L'an dernier, l'Ordre a reçu près de 72 000 dossiers de la part des industriels. 153 239 conventions valorisées à moins de 2000 euros ont été soumises sous le régime des déclarations, qui prévoit la formulation d'une simple recommandation du Cnom ; 28 818 conventions, valorisées à plus de 2000 euros, ont été soumises pour autorisation : 15 960 ont été autorisées par décision expresse et 2968 ont été refusées*. Principaux motifs de refus : délai de soumission non respecté, "temps libre excessif par rapport à la durée du programme scientifique", absence de l'autorisation de la hiérarchie du médecin, aucun intérêt scientifique à la participation du médecin à un événement à l'étranger ou encore des honoraires ou hospitalités trop élevés … 

 

Faiblesse de la rémunération des experts français 

L'arrêté du 7 août 2020 a en effet fixé des seuils au-delà desquels le Cnom est habilité à donner ou non son autorisation : pour les honoraires des médecins, il s'élève à 200 euros par heure (800 euros la demi-journée) et 2000 euros pour une convention globale ; pour l'hospitalité, le seuil retenu est de 150 euros par nuitée, 50 euros par repas, un total de 2000 euros frais de transport inclus et jusqu'à 1000 euros de frais d'inscription ou de participation aux frais de formation/DPC. "Les avantages octroyés par l’industrie ne peuvent excéder un montant raisonnable pour être à la fois conformes à la déontologie et la notion d’accessoire", rappelle l'Ordre dans son bulletin de juillet-août 2021. C'est pourquoi le Cnom a fixé "des lignes directrices" pour apprécier les conventions dont la valorisation excède ces seuils : pas plus de 250 euros par heure TTC d'honoraires ou de 325 euros par nuitée dans une capitale ou métropole européenne, par exemple. Quant aux déplacements à l'étranger, l'Ordre les apprécie "en fonction de la pertinence du programme". 

Dans son rapport, le Cnom se dit favorable à un relèvement des seuils réglementaires, qui aurait pour effet, dans un contexte "de forte inflation", de diminuer le nombre de dossiers soumis à une autorisation. Il s'interroge en parallèle sur la possibilité de permettre aux docteurs juniors, praticiens associés et internes thésés de bénéficier de l'hospitalité...  

De leur côté, les industriels interpellent l'Ordre "sur la faiblesse de la rémunération des experts français en comparaison de leurs homologues européens, qui est de fait préjudiciable à la recherche française", relève le rapport. 

 

Le cas des médecins influenceurs 

Autre problématique soulevée, celle d'"un conflit potentiel entre les obligations contractuelles du médecin et ses obligations déontologiques", en particulier l'indépendance professionnelle, l'interdiction d'exercer la médecine comme un commerce, les dispositions relatives à l'information du public ou à la communication professionnelle. A ce titre, la mission de "médecin influenceur" pour le compte des industriels pose question. Alors qu'une proposition de loi visant à lutter contre les dérives des influenceurs sur les réseaux sociaux a été déposée à l'Assemblée nationale, l'Ordre réclame un "encadrement" de la pratique.  
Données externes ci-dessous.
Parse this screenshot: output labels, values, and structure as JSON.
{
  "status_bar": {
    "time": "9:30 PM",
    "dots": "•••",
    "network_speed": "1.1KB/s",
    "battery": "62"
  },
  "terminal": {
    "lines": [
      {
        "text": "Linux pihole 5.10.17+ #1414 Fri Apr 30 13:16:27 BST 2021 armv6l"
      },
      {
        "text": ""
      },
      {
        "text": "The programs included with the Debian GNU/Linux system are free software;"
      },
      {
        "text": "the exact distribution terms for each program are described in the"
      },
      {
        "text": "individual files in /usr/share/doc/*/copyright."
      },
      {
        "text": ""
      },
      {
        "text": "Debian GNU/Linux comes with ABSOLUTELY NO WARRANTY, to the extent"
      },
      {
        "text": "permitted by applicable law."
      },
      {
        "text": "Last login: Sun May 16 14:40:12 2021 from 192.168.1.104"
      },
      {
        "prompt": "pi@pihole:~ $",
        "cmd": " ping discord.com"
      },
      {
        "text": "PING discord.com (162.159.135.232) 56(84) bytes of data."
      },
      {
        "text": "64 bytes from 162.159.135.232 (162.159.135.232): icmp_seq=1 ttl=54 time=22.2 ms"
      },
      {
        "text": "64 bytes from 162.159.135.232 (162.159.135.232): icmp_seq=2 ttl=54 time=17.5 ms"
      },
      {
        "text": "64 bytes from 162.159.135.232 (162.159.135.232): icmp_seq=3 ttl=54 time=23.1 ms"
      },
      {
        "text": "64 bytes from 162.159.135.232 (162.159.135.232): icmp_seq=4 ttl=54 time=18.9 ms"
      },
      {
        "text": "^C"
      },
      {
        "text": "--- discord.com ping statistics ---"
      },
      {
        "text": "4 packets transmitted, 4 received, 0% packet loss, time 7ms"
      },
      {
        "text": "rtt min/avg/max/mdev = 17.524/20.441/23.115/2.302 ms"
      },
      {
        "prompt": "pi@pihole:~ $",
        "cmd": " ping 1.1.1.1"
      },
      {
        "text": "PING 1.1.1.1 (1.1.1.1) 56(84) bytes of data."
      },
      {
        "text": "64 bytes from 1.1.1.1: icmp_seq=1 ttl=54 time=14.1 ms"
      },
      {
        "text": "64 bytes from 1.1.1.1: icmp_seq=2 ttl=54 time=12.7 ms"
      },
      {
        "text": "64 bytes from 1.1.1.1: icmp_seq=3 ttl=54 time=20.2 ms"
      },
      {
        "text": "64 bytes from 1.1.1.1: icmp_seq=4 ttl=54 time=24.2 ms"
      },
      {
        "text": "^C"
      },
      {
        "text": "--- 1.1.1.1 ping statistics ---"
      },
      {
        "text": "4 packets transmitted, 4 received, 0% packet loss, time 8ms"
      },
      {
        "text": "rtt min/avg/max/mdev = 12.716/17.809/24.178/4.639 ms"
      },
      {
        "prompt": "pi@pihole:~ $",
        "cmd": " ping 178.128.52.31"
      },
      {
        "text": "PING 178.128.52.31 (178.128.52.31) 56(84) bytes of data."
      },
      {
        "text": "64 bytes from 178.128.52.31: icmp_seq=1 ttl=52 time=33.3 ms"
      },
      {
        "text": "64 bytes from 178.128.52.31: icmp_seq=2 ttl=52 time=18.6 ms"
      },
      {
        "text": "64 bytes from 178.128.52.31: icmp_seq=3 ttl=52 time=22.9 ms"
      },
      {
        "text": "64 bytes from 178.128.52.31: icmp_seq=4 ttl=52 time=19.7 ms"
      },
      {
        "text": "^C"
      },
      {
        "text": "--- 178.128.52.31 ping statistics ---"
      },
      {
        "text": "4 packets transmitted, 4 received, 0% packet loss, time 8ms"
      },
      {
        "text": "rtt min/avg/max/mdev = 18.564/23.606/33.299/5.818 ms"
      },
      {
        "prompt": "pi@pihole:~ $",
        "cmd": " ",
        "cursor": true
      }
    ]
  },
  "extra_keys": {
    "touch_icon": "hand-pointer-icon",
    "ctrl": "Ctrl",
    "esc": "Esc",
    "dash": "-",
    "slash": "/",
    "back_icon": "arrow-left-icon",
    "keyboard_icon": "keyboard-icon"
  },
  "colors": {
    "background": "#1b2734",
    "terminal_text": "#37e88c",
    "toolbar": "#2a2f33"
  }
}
Depuis la mise en place du dispositif concernant les avantages, six médecins ont fait l'objet de poursuites disciplinaires pour manquements à la déontologie, informe l'Ordre. L'une des affaires concerne un professeur poursuivi pour déconsidération de la profession et manquement à la probité "en raison notamment du montant très élevé des rémunérations perçues". Après un rejet de la plainte par la chambre disciplinaire nationale, le Cnom a contesté cette décision sous la forme d'un pourvoi en cassation devant le Conseil d'Etat. 

L'implication de sociétés commerciales dans les conventions pose par ailleurs question au Cnom, notamment dans les cas où l'industriel rémunère la société pour une prestation effectuée par un médecin pour son compte. Se pose alors la question de l'"avantage indirect consenti au médecin", qui peut ne pas apparaître au contrat.  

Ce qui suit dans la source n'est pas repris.